The two reasons you might come to (or through) Dzhizak are both located out of the city. Timur Darvaza (Timur's Gates) mark the narrow opening to the Zarafshan Mountains, the bottleneck that numerous soldiers have sought to defend (or at least died trying). Ulug Beg left an inscription here to mark his triumphant return home in 1425; other historic inscriptions are sadly hidden amongst the modern graffiti. Although the site itself is in some ways unimpressive (there are no structures to see), it's a place charged with history and you can easily appreciate its strategic importance in keeping invading hordes at bay. The Dzhizak-Samarkand minibuses pass right by, so it's easy to jump off, take a look, and hop back on the next one passing through.
The Zaamin National Park is 75km southeast of Dzhizak, along an uninspiring road that traverses a dusty steppe and former collective farms before taking a last minute turn up into the rolling hills and snow-capped mountains that ring Tajikistan. The oldest national park in Uzbekistan (founded in 1926), it covers around 460km2 of apricot orchards, juniper forest and alpine meadow and is crisscrossed by four rivers, the Aldashmansoy, Baikungur, Guralsh and Kulsoy.
Tashkent to Dzhizak
Christened the V.I. Lenin Great Uzbek Highway, the four-lane M-39 strikes out southwest from Tashkent to follow silken routes to Samarkand, Shakhrisabz and, far to the south, Termez on the Afghan border. Some 64 kilometres from Tashkent, the road reaches Chinoz on the right bank of the Syr Darya. Here, in the last century, ferrymen rowed passengers on the hours crossing of the great expanse, while tsarist merchants pictured roaring river trade on Aral Sea steamships. The railway finally crossed the Syr Darya in 1895, linking Tashkent to Samarkand and the Trans Caspian line. Poor navigation on the shallow river forced abandonment of trade plans and Chinaz was turned to intensive cotton production, draining precious water resources. Earlier travellers bound for Dzhizak then faced a perilous journey across an arid zone the Russians called the Golodnya, or Hunger Steppe. The Buddhist monk Xuan Zang encountered it on his classic Silk Road pilgrimage from China to India in the seventh century:
We enter on a great sandy desert, where there is neither water nor grass. The road is lost in the waste, which appears boundless, and only by looking in the direction of some great mountain, and following the guidance of the bones which lie scattered about, can we know the way in which we ought to go.

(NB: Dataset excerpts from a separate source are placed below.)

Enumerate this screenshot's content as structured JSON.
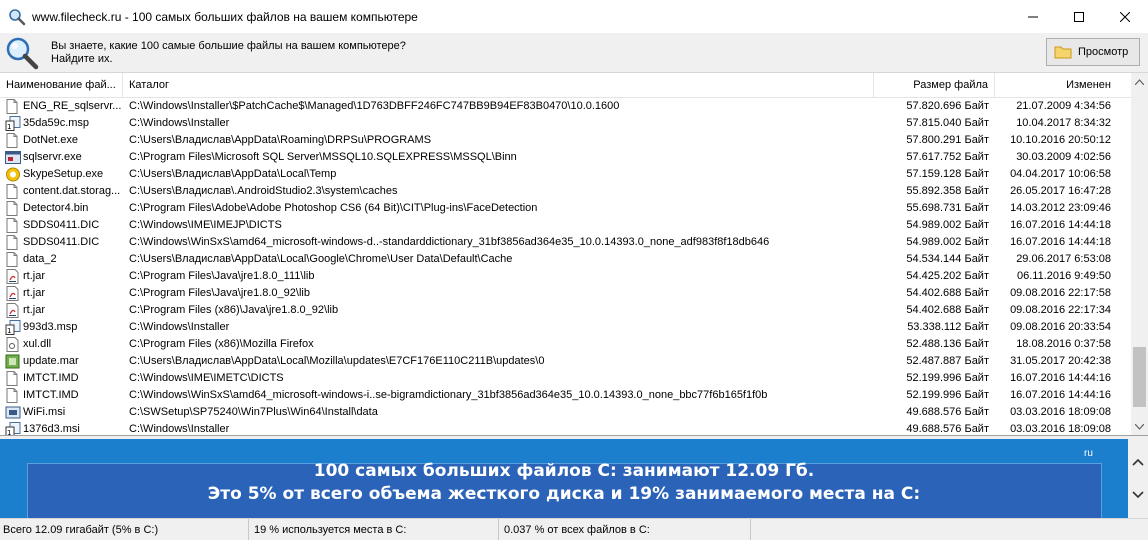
{
  "window": {
    "title": "www.filecheck.ru - 100 самых больших файлов на вашем компьютере",
    "icon": "magnifier-icon",
    "controls": [
      "minimize-icon",
      "maximize-icon",
      "close-icon"
    ]
  },
  "infobar": {
    "question": "Вы знаете, какие 100 самые большие файлы на вашем компьютере?",
    "answer": "Найдите их.",
    "view_button": "Просмотр"
  },
  "table": {
    "columns": {
      "name": "Наименование фай...",
      "dir": "Каталог",
      "size": "Размер файла",
      "modified": "Изменен"
    },
    "rows": [
      {
        "icon": "doc",
        "name": "ENG_RE_sqlservr...",
        "dir": "C:\\Windows\\Installer\\$PatchCache$\\Managed\\1D763DBFF246FC747BB9B94EF83B0470\\10.0.1600",
        "size": "57.820.696 Байт",
        "modified": "21.07.2009 4:34:56"
      },
      {
        "icon": "msp",
        "name": "35da59c.msp",
        "dir": "C:\\Windows\\Installer",
        "size": "57.815.040 Байт",
        "modified": "10.04.2017 8:34:32"
      },
      {
        "icon": "doc",
        "name": "DotNet.exe",
        "dir": "C:\\Users\\Владислав\\AppData\\Roaming\\DRPSu\\PROGRAMS",
        "size": "57.800.291 Байт",
        "modified": "10.10.2016 20:50:12"
      },
      {
        "icon": "exe",
        "name": "sqlservr.exe",
        "dir": "C:\\Program Files\\Microsoft SQL Server\\MSSQL10.SQLEXPRESS\\MSSQL\\Binn",
        "size": "57.617.752 Байт",
        "modified": "30.03.2009 4:02:56"
      },
      {
        "icon": "skype",
        "name": "SkypeSetup.exe",
        "dir": "C:\\Users\\Владислав\\AppData\\Local\\Temp",
        "size": "57.159.128 Байт",
        "modified": "04.04.2017 10:06:58"
      },
      {
        "icon": "doc",
        "name": "content.dat.storag...",
        "dir": "C:\\Users\\Владислав\\.AndroidStudio2.3\\system\\caches",
        "size": "55.892.358 Байт",
        "modified": "26.05.2017 16:47:28"
      },
      {
        "icon": "doc",
        "name": "Detector4.bin",
        "dir": "C:\\Program Files\\Adobe\\Adobe Photoshop CS6 (64 Bit)\\CIT\\Plug-ins\\FaceDetection",
        "size": "55.698.731 Байт",
        "modified": "14.03.2012 23:09:46"
      },
      {
        "icon": "doc",
        "name": "SDDS0411.DIC",
        "dir": "C:\\Windows\\IME\\IMEJP\\DICTS",
        "size": "54.989.002 Байт",
        "modified": "16.07.2016 14:44:18"
      },
      {
        "icon": "doc",
        "name": "SDDS0411.DIC",
        "dir": "C:\\Windows\\WinSxS\\amd64_microsoft-windows-d..-standarddictionary_31bf3856ad364e35_10.0.14393.0_none_adf983f8f18db646",
        "size": "54.989.002 Байт",
        "modified": "16.07.2016 14:44:18"
      },
      {
        "icon": "doc",
        "name": "data_2",
        "dir": "C:\\Users\\Владислав\\AppData\\Local\\Google\\Chrome\\User Data\\Default\\Cache",
        "size": "54.534.144 Байт",
        "modified": "29.06.2017 6:53:08"
      },
      {
        "icon": "jar",
        "name": "rt.jar",
        "dir": "C:\\Program Files\\Java\\jre1.8.0_111\\lib",
        "size": "54.425.202 Байт",
        "modified": "06.11.2016 9:49:50"
      },
      {
        "icon": "jar",
        "name": "rt.jar",
        "dir": "C:\\Program Files\\Java\\jre1.8.0_92\\lib",
        "size": "54.402.688 Байт",
        "modified": "09.08.2016 22:17:58"
      },
      {
        "icon": "jar",
        "name": "rt.jar",
        "dir": "C:\\Program Files (x86)\\Java\\jre1.8.0_92\\lib",
        "size": "54.402.688 Байт",
        "modified": "09.08.2016 22:17:34"
      },
      {
        "icon": "msp",
        "name": "993d3.msp",
        "dir": "C:\\Windows\\Installer",
        "size": "53.338.112 Байт",
        "modified": "09.08.2016 20:33:54"
      },
      {
        "icon": "dll",
        "name": "xul.dll",
        "dir": "C:\\Program Files (x86)\\Mozilla Firefox",
        "size": "52.488.136 Байт",
        "modified": "18.08.2016 0:37:58"
      },
      {
        "icon": "mar",
        "name": "update.mar",
        "dir": "C:\\Users\\Владислав\\AppData\\Local\\Mozilla\\updates\\E7CF176E110C211B\\updates\\0",
        "size": "52.487.887 Байт",
        "modified": "31.05.2017 20:42:38"
      },
      {
        "icon": "doc",
        "name": "IMTCT.IMD",
        "dir": "C:\\Windows\\IME\\IMETC\\DICTS",
        "size": "52.199.996 Байт",
        "modified": "16.07.2016 14:44:16"
      },
      {
        "icon": "doc",
        "name": "IMTCT.IMD",
        "dir": "C:\\Windows\\WinSxS\\amd64_microsoft-windows-i..se-bigramdictionary_31bf3856ad364e35_10.0.14393.0_none_bbc77f6b165f1f0b",
        "size": "52.199.996 Байт",
        "modified": "16.07.2016 14:44:16"
      },
      {
        "icon": "msi",
        "name": "WiFi.msi",
        "dir": "C:\\SWSetup\\SP75240\\Win7Plus\\Win64\\Install\\data",
        "size": "49.688.576 Байт",
        "modified": "03.03.2016 18:09:08"
      },
      {
        "icon": "msp",
        "name": "1376d3.msi",
        "dir": "C:\\Windows\\Installer",
        "size": "49.688.576 Байт",
        "modified": "03.03.2016 18:09:08"
      }
    ]
  },
  "banner": {
    "lang": "ru",
    "headline": "100 самых больших файлов С: занимают 12.09 Гб.",
    "sub": "Это 5% от всего объема жесткого диска и 19% занимаемого места на С:"
  },
  "status": {
    "total": "Всего 12.09 гигабайт (5% в C:)",
    "used": "19 % используется места в C:",
    "files": "0.037 % от всех файлов в C:"
  }
}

Although irrigation and cultivation projects were underway in tsarist times, it took Soviet mass mobilization to effect the transformation one views today.

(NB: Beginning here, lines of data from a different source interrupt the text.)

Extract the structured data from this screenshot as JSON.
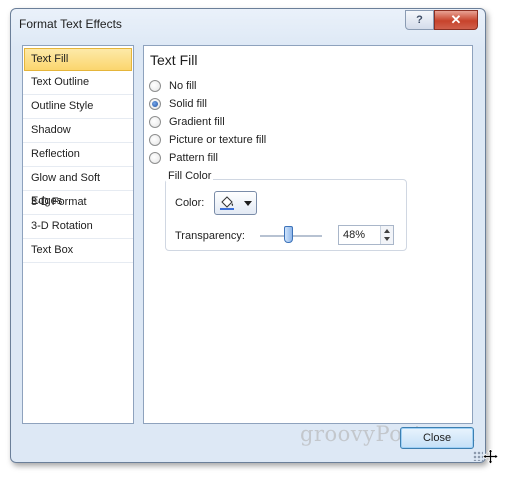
{
  "window": {
    "title": "Format Text Effects",
    "help_label": "?",
    "close_label": "✕"
  },
  "sidebar": {
    "items": [
      {
        "label": "Text Fill",
        "selected": true
      },
      {
        "label": "Text Outline"
      },
      {
        "label": "Outline Style"
      },
      {
        "label": "Shadow"
      },
      {
        "label": "Reflection"
      },
      {
        "label": "Glow and Soft Edges"
      },
      {
        "label": "3-D Format"
      },
      {
        "label": "3-D Rotation"
      },
      {
        "label": "Text Box"
      }
    ]
  },
  "panel": {
    "heading": "Text Fill",
    "options": [
      {
        "label": "No fill",
        "checked": false
      },
      {
        "label": "Solid fill",
        "checked": true
      },
      {
        "label": "Gradient fill",
        "checked": false
      },
      {
        "label": "Picture or texture fill",
        "checked": false
      },
      {
        "label": "Pattern fill",
        "checked": false
      }
    ],
    "fill_color": {
      "group_label": "Fill Color",
      "color_label": "Color:",
      "color_icon": "paint-bucket-icon",
      "swatch": "#3c6fd8",
      "transparency_label": "Transparency:",
      "transparency_value": "48%",
      "transparency_fraction": 0.48
    }
  },
  "footer": {
    "close_label": "Close",
    "watermark": "groovyPost.com"
  },
  "colors": {
    "accent": "#3c7fb1",
    "selected_item": "#fbd66e"
  }
}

Getting there Dzhizak is just 203km and 95km from Tashkent and Samarkand respectively along the M39 or M34, but if you don't have your own vehicle then getting there can be a bit of a drag on account of the fact that the intercity bus stand is 10km out of the city on the M39 highway. The minibus ride to Tashkent takes 2,5 hours and costs US$3; the journey to Samarkand is just over an hour and costs US$2.